Once... twice... three times a Panda.
History, ladies and gentlepeople, señoras y señores. We all just witnessed history, and one hell of a message: "Justin Verlander 95 at the letters no big deal." It's an 0-2 pitch that Verlander will no doubt be happy to throw to thousands of major league batters the rest of his career. Tonight, Pablo Sandoval's first swing became a symbol of the entire game: Don't expect the obvious. It ain't gonna happen. Balls will hit bases and allow Angel Pagan not only a single but a double, where Marco Scutaro will knock him home. Barry Zito will shut down the mighty Tigers and wield a terrible sword -- in the Middle English sense, that is. Terrible, full of terror. Rally Barry Zito, medieval terrorista / slap-hittin' Verlander from here to Monte Vista!
I'm working on it. Meanwhile, no one got naked or threw soy lattes onto the field or arrested the Tigers for using plastic bags, much to the chagrin of visiting writers under tremendous pressure to file "San Francisco: Weird!" stories. They got plenty of it on the field.
It's a matter of time until Pat Robertson condemns our sinful city for letting a Pagan lead us into battle. Indeed, and we shall praise him, if not forever and ever, then at least one more night for the number Angel put down on Verlander: 22.
That's the number of pitches he saw from Verlander. Six pitches in the first before grounding out, eight more in the third before his chopper to third hit the bag and trickled into left field and started a three run, two out rally. Then he forced eight more pitches in the fifth, when Verlander was about to exit and the game was already in hand. Pagan did nothing more than hit three ground balls, one extremely well placed, but with his work in the first inning plus Sandoval's home run, the theme was set. The Giants would not be carved up like pumpkins.
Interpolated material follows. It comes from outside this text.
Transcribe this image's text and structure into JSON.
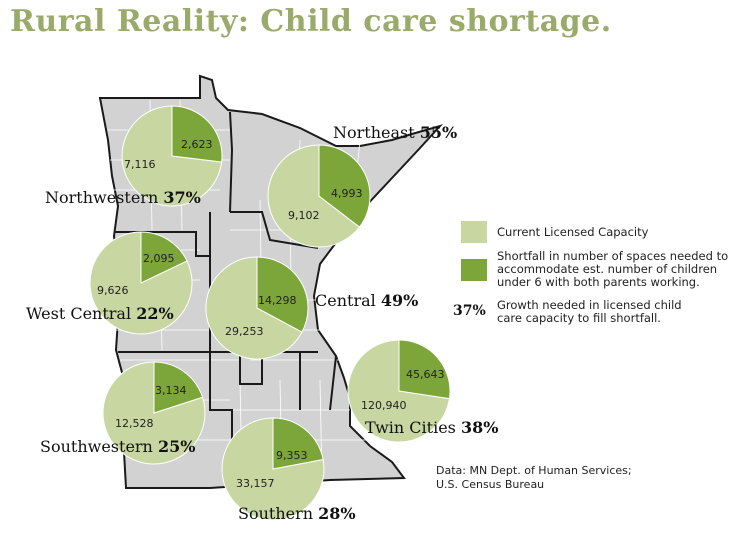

Let's make sure to note Brandon Crawford hit two balls on the nose tonight into outs, and in another bat he made contact with Belt on the move, avoiding a double play. Crawford was out, but anytime you can get a guy into scoring position for Barry Zito, it's a productive out.
[Aside: Sweet Jesus, if I have to hear Marty Lurie say one more time "They played like it was just another game! That's why I love this team!" I'm going to strangle my dog, who happens to be a professional hitter. I also don't have a dog. By the way, why do inarticulate commentators love to say "he's a professional hitter" but no one ever says "he's a professional pitcher"? Are unspectacular but reassuringly competent pitchers something other than professional?]
So we turn around and do it again tomorrow, with Madison Bumgarner on the mound, and we'll see quickly if Rags & Co. tinkered successfully. One key is whether he can pinpoint his cutter/slider down under the hands of right handers without it running flat, and whether he can execute the same pitch but on the other side of the plate. The Reds and Cardinals both hit that pitch hard because Bumgarner didn't have late snap on it. Even when it was inside, hitters were able to spin on it. If Bumgarner still isn't right, Lincecum won't be shadowing him after pitching his spotless relief of Zito tonight. Bochy already said post-game Timmy was unavailable for Game 2. That means Guillermo Mota would have to hold the fort as the long man.